Still, it seems to me that Bing and Google, now aware of each other’s knowledge, will have to think hard about what to do next; it seems unlikely our two companies will continue to do things in the same way, adamantly or not. Cool, more work & more interesting problems to solve!
So, I just happened to come across this Wikipedia page today: Homeoteleuton, which contains the opening phrase:
Homeoteleuton, also spelled as homoeoteleuton and homoioteleuton, …
This seems like just the sort of alternative spelling information one could pick up from general web scraping (a classic “Hearst pattern”).
We (that is, Bing & Google) wouldn’t consider it cheating to learn this from webscraping–would you agree? If so, then why should we consider it cheating when it happens from a clickstream?
Will, it might be helpful if you provided a specific definition of “clickstream”.
Bob, I think I did, in the body of my post, and the previous note. Abstractly, think of it as (timestamped) tuples.
Thanks, Will.
You did say that the clickstream obviously contains information about “the search engine used, the query, the presented URLs (and their order), and the URLs that are clicked by the user”.
I was just pressing for a more formal definition, because the part about the presented URLs and their order doesn’t fit into most definitions of clickstream. And it looks like you overlooked my earlier question about that.
I guess the point of this blog post was to say that it is not necessary to collect which search engine is used. But your question is a good one (is the SERP collected?) and the answer is: I don’t know.

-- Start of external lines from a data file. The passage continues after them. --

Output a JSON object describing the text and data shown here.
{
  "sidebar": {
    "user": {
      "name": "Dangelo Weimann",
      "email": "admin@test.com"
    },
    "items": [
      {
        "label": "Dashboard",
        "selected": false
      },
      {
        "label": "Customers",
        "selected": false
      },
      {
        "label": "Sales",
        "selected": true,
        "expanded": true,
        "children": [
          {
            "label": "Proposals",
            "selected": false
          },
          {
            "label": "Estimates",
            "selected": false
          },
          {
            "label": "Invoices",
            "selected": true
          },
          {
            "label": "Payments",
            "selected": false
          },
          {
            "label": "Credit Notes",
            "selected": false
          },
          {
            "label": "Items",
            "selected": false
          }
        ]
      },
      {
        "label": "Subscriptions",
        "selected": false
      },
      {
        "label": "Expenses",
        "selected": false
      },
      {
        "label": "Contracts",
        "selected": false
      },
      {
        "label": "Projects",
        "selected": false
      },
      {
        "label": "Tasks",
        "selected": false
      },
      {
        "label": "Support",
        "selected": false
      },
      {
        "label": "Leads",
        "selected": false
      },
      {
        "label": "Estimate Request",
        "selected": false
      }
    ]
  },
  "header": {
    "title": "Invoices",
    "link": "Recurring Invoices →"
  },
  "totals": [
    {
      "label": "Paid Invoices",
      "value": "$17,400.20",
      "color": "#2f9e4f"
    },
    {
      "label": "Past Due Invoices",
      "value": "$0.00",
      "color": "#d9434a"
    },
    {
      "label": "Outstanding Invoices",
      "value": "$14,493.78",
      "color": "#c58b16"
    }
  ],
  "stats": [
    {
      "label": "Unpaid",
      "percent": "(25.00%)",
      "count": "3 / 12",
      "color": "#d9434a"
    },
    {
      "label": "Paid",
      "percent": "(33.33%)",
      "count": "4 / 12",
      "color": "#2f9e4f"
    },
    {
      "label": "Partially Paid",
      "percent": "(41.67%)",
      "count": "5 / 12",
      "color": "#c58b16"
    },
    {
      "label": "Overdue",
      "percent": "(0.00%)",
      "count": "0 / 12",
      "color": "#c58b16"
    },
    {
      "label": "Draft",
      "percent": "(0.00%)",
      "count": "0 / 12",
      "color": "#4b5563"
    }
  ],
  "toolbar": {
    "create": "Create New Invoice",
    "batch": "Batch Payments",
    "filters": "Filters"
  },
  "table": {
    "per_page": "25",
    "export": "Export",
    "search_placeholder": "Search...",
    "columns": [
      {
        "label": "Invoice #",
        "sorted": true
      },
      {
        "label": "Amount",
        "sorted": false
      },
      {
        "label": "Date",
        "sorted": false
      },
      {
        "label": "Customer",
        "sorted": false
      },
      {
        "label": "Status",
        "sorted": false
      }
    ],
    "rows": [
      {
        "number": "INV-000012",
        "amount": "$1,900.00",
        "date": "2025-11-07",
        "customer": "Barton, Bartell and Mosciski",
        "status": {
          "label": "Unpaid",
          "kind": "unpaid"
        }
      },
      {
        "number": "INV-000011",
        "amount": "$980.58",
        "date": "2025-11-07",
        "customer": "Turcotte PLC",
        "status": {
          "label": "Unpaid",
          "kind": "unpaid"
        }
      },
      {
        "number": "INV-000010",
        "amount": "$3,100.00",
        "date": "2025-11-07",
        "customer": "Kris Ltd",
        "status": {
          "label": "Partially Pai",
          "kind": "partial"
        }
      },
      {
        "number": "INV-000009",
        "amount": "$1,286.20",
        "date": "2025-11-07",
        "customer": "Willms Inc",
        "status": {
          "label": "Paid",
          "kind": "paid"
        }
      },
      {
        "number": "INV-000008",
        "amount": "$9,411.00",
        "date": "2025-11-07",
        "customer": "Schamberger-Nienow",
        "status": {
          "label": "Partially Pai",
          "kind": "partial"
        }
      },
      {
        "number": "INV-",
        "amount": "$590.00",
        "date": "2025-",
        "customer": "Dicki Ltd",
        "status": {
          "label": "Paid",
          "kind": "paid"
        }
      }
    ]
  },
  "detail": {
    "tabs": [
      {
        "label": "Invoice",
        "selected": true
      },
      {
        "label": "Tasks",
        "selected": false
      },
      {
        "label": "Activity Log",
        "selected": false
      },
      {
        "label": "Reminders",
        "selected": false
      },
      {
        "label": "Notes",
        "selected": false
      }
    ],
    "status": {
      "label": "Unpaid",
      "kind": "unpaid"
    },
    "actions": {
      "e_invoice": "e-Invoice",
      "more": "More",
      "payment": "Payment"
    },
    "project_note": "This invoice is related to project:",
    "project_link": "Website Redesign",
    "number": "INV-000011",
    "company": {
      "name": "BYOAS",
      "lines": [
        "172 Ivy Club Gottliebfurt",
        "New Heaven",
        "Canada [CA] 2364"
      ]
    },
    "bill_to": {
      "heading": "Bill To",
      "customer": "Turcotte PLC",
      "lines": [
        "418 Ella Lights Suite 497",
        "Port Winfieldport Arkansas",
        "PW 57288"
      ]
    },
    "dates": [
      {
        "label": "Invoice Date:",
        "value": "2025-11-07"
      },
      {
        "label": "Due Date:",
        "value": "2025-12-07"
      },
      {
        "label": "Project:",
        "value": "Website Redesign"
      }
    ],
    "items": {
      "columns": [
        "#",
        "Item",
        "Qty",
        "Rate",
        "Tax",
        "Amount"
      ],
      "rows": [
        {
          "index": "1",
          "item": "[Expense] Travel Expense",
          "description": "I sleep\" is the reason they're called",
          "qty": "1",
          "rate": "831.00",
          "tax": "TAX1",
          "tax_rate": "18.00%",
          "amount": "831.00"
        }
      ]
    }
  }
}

I think I was confusing two issues, and I appreciate your followup question.
So, if I were to rewrite this post, I’d only include positive information in the clickstream; that is (query, url) timestamped pairs. The point being: (search-engine, query, url) timestamped triples would be unnecessary–the information comes from the customers, and only indirectly from Google.
I’m not trying to dodge your question; I just don’t know the answer. I’ve tried to keep my blog posts based on the information made public by Bing. Since I don’t/can’t speak for them, I guess it’s just as well that I don’t know: I’d hate to have to say “I know the answer, but I can’t tell you.”

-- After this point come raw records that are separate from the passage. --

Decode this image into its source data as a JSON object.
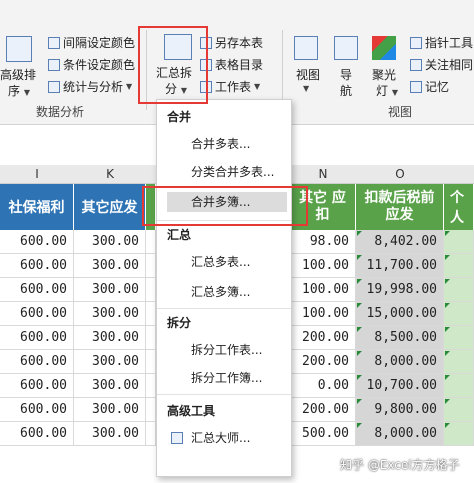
{
  "ribbon": {
    "sort_label1": "高级排",
    "sort_label2": "序",
    "interval_color": "间隔设定颜色",
    "cond_color": "条件设定颜色",
    "stats": "统计与分析",
    "data_analysis": "数据分析",
    "merge_split_label1": "汇总拆",
    "merge_split_label2": "分",
    "save_as_table": "另存本表",
    "table_dir": "表格目录",
    "worksheet": "工作表",
    "view_btn": "视图",
    "nav_label1": "导",
    "nav_label2": "航",
    "spotlight_label1": "聚光",
    "spotlight_label2": "灯",
    "view_group": "视图",
    "pointer_tool": "指针工具",
    "related_cells": "关注相同",
    "memory": "记忆"
  },
  "columns": {
    "i": "I",
    "k": "K",
    "n": "N",
    "o": "O"
  },
  "headers": {
    "social": "社保福利",
    "other_deduct": "其它应发",
    "other_withhold_1": "其它 应",
    "other_withhold_2": "扣",
    "after_deduct_1": "扣款后税前",
    "after_deduct_2": "应发",
    "personal": "个人"
  },
  "rows": [
    {
      "i": "600.00",
      "k": "300.00",
      "n": "98.00",
      "o": "8,402.00"
    },
    {
      "i": "600.00",
      "k": "300.00",
      "n": "100.00",
      "o": "11,700.00"
    },
    {
      "i": "600.00",
      "k": "300.00",
      "n": "100.00",
      "o": "19,998.00"
    },
    {
      "i": "600.00",
      "k": "300.00",
      "n": "100.00",
      "o": "15,000.00"
    },
    {
      "i": "600.00",
      "k": "300.00",
      "n": "200.00",
      "o": "8,500.00"
    },
    {
      "i": "600.00",
      "k": "300.00",
      "n": "200.00",
      "o": "8,000.00"
    },
    {
      "i": "600.00",
      "k": "300.00",
      "n": "0.00",
      "o": "10,700.00"
    },
    {
      "i": "600.00",
      "k": "300.00",
      "n": "200.00",
      "o": "9,800.00"
    },
    {
      "i": "600.00",
      "k": "300.00",
      "n": "500.00",
      "o": "8,000.00"
    }
  ],
  "menu": {
    "sec_merge": "合并",
    "merge_tables": "合并多表...",
    "classified_merge": "分类合并多表...",
    "merge_books": "合并多簿...",
    "sec_summary": "汇总",
    "summary_tables": "汇总多表...",
    "summary_books": "汇总多簿...",
    "sec_split": "拆分",
    "split_sheets": "拆分工作表...",
    "split_books": "拆分工作簿...",
    "sec_advanced": "高级工具",
    "summary_master": "汇总大师..."
  },
  "watermark": "知乎 @Excel方方格子",
  "colors": {
    "header_blue": "#2e74b5",
    "header_green": "#5aa24a",
    "highlight_red": "#e53935"
  }
}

Thanks, Will. I appreciate you telling us what you know (and can tell us) as well as what you don’t know.
Your point, that it isn’t necessary to know which search engine the user was interacting with when he shared his clickstream with Bing, is quite true. In fact, collections of (query term, clicked URL) pairs were entirely sufficient to create the infamous Google / Bing screen shots.
It’s just my opinion, but I’m certain that the Google folks conducted additional tests on bogus SERPs with more than one result. If the unclicked links had then showed up in the BING SERPs, we know that Google would be telling us all about it.
Also, regarding what you wrote about Chrome: “For example, I use Chrome for a lot for personal web use—it’s so fast—and I know this helps, at some level, competitors to the people who pay my salary. But I have very little knowledge of the specific ways this happens—and perhaps then it doesn’t really matter. Just as I am glad that there is now a choice in search engines, so also I am glad that there are three or more good choices for browsers—which incidentally improve the aligned search engines.”
To put your fears to rest, you might want to read the exchange between a Microsoft and Google employee here: http://glinden.blogspot.com/2011/02/google-bing-and-web-browsing-data.html “Update: In the comments, Peter Kasting, a Google engineer working on Chrome, denies that Chrome sends clickstream data (the URLs you visit) back to Google. A check of the Google Chrome privacy policy ([1] [2]) appears to confirm that. I apologize for getting that wrong and have corrected the post above.”